Background: Data on the influence of observer experience on transient elastometry (TE) in hepatitis C virus (HCV) infection are scarce, and there are no data on HCV/HIV co-infected patients.
Methods: TE determination was conducted by an experienced and an inexperienced observer in 93 patients who were divided into three groups according to the chronological order of their attendance. The interobserver variability of TE results was analyzed by the intraclass correlation index (ICC) and the interobserver agreement of the classification of significant fibrosis and cirrhosis by the kappa index.

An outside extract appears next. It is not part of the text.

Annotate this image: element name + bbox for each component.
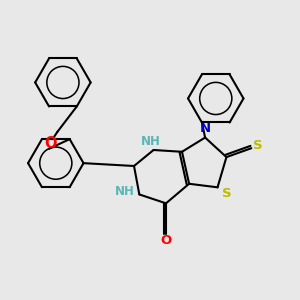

Results: The overall ICC was 0.970 (95% confidence interval [CI] 0.954-0.980). For groups 1, 2, and 3, the ICCs were 0.952 (95% CI 0.901-0.977), 0.966 (95% CI 0.931-0.984), and 0.986 (95% CI 0.971-0.993), respectively. The kappa index for the classification of cirrhosis (cutoff value >or=14.6 kPa) for the three groups was 0.53, 1.00, and 0.91. The use of two cutoff points to exclude (<6 kPa) or diagnose significant fibrosis (>9 kPa) yielded a kappa index of 0.72, 1.00, and 1.00, respectively.
Conclusions: In HIV/HCV co-infected patients, the concordance between an inexperienced and an experienced observer is acceptable after a short instruction period. To maximize this concordance, a training period of 60 measurements should be recommended.